The biggest problem though is that I can’t sit still this long. I am getting sick of the material, too. And I’m only at 26,250 words. But I easily have enough for a book. I haven’t even begun to try and make the sentences sing. It’s just the bare story. Maybe that will be harder.
What I dislike the most is trying to tie events and time frames together with idle chit-chat. I know when I read there is always some of that boring stuff, but at least it should be well-written. A lull in the story should be comforting. Maybe I can talk about food. I know I can write about Easter! It’s spring in my book.
Comments (6)
don’t…
don’t tie events and time frames together w/ idle chit-chat… if you’re bored, so is your reader… tie them together with themes, images, repeating phrases, or something else…

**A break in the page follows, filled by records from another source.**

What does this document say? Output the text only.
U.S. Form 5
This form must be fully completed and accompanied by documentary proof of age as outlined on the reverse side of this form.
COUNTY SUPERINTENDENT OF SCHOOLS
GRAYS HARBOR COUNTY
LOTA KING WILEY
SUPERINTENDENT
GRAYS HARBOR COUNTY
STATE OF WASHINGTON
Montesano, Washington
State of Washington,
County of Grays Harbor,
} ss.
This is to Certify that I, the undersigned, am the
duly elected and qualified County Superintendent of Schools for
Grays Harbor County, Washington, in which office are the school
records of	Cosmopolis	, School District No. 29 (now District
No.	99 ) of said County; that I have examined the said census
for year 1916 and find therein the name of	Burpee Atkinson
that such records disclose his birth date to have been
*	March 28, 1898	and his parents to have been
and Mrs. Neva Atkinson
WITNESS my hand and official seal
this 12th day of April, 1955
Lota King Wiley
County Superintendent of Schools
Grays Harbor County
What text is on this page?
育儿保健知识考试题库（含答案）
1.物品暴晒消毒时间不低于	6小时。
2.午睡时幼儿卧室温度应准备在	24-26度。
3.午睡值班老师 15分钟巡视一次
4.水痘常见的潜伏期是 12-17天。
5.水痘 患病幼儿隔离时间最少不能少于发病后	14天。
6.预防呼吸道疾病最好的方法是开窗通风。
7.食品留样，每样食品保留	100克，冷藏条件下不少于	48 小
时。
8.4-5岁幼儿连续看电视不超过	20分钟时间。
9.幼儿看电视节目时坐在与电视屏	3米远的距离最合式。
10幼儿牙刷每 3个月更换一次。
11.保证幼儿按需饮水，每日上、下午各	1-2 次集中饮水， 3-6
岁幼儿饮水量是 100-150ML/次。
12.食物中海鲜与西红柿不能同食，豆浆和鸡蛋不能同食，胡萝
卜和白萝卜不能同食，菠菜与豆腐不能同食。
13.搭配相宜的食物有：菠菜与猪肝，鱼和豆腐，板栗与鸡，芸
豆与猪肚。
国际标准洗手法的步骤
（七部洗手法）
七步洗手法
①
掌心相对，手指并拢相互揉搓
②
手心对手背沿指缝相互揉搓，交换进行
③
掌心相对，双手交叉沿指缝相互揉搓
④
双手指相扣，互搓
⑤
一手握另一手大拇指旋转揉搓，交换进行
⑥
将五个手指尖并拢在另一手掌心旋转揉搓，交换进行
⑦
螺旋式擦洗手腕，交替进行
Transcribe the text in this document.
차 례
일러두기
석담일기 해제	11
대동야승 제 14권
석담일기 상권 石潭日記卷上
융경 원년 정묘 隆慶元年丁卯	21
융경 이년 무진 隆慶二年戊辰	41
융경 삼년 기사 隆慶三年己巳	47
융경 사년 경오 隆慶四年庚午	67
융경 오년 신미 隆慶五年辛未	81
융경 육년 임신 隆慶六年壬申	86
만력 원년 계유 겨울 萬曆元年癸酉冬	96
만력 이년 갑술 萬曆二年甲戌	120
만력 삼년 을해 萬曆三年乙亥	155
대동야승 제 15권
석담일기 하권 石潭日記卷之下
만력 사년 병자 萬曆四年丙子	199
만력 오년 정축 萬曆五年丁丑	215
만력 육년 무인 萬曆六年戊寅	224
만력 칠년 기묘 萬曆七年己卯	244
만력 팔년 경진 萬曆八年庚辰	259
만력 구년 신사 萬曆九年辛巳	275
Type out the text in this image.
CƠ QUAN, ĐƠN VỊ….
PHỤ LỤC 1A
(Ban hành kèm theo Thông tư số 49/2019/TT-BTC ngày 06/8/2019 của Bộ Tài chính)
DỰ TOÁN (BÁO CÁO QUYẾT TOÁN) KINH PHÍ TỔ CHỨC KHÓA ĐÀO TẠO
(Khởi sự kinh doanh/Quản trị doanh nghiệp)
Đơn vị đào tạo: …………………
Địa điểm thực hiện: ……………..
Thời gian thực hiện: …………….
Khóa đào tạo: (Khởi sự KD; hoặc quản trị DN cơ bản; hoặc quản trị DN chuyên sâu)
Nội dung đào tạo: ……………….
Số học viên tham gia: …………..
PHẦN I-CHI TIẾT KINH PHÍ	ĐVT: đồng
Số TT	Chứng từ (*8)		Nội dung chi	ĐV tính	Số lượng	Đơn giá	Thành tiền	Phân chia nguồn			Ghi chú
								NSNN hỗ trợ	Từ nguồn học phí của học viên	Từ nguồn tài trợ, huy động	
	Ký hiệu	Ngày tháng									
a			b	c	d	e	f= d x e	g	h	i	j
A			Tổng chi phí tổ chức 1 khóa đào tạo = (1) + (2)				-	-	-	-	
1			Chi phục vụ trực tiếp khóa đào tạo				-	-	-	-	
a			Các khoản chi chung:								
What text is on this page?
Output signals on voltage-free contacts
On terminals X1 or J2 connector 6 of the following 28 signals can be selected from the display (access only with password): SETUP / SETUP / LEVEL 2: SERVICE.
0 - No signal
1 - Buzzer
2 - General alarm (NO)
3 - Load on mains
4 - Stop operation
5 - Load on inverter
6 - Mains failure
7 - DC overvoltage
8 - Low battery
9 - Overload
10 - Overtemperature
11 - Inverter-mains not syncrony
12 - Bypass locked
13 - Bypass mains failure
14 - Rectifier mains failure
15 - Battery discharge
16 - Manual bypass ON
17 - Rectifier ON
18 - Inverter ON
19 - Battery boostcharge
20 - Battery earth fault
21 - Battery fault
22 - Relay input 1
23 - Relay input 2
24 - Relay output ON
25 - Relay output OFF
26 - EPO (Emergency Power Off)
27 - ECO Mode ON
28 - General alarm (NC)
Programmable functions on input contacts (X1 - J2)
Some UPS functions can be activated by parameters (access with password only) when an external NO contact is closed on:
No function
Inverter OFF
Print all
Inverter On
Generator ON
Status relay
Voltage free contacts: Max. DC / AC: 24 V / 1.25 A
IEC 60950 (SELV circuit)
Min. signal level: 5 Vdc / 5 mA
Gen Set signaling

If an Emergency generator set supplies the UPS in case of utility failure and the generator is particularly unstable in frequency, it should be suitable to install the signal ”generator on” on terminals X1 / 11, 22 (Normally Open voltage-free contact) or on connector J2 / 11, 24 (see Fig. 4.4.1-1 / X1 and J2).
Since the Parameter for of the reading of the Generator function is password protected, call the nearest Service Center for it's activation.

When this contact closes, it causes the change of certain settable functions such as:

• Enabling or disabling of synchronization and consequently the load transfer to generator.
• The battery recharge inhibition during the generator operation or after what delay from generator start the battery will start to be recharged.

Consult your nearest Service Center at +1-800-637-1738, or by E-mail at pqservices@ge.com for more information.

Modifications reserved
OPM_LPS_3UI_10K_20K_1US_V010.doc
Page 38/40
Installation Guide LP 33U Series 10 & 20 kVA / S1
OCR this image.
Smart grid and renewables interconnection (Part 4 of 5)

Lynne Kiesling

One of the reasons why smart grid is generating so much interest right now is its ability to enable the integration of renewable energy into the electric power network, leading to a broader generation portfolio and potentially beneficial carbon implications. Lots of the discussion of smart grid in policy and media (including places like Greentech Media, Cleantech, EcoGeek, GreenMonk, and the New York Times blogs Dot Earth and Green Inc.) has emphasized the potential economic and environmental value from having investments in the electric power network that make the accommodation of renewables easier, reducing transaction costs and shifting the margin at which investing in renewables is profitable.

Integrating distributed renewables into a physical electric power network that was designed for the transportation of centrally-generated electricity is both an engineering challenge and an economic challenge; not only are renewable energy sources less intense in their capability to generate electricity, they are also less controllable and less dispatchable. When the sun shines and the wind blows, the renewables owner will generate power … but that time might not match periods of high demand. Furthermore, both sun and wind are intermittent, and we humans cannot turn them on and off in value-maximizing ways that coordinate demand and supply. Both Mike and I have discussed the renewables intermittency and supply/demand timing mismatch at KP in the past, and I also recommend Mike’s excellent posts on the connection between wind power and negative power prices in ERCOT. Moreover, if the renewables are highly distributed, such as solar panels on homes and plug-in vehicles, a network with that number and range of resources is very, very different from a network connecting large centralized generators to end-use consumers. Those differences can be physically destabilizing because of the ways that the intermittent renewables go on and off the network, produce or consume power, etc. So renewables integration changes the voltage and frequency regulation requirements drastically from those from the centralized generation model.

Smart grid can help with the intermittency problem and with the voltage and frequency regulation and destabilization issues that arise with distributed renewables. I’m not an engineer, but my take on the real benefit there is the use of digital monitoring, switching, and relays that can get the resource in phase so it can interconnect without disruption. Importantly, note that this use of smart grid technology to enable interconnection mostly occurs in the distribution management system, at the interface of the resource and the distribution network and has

and the key to nano is not to think- just to write- but i’m a fine one to talk… i have two unfinished stories going now… ahh for some discipline! some self-control… must go SHOWER!!!!
Or just jump. Let the reader fill in the blanks. Readers usually prefer that to chitchat – every scene really should mean something, I think. Xanga is good for chitchat!
But don’t you need the chit-chat to bring the reader up to date? I have two characters that meet for lunch every Tuesday, and I’ve been using their conversations to fill the reader in on the stuff that I didn’t think warranted a scene. No? My story covers 21 years with two families, three generations.
Yes, I noted there was a new “mature” woman of grace on board here at Xangaland. Are you also in Portland? If you want to see just how wild my story was up to that point my autobio link is in the sidebar on my page. Welcome new friend!
If it works, then anything is possible. Just be wary of giving the reader more than they need and in ways that feel awkward for you to write.
it might work for you- your conversations, but i challenge you to go out to lunch by yourself at a place where women meet for lunch, and listen to them talk. do they use complete sentences? listen well? talk over each other? use short hand? how do they communicate and what do they do that says more than words? then, go back and read your dialogue. does it sound like them? does it have the same feel and pattern? i practice dialogue writing all the time this way, and it works. tell the backstory in narrative if you want. does any of this make sense?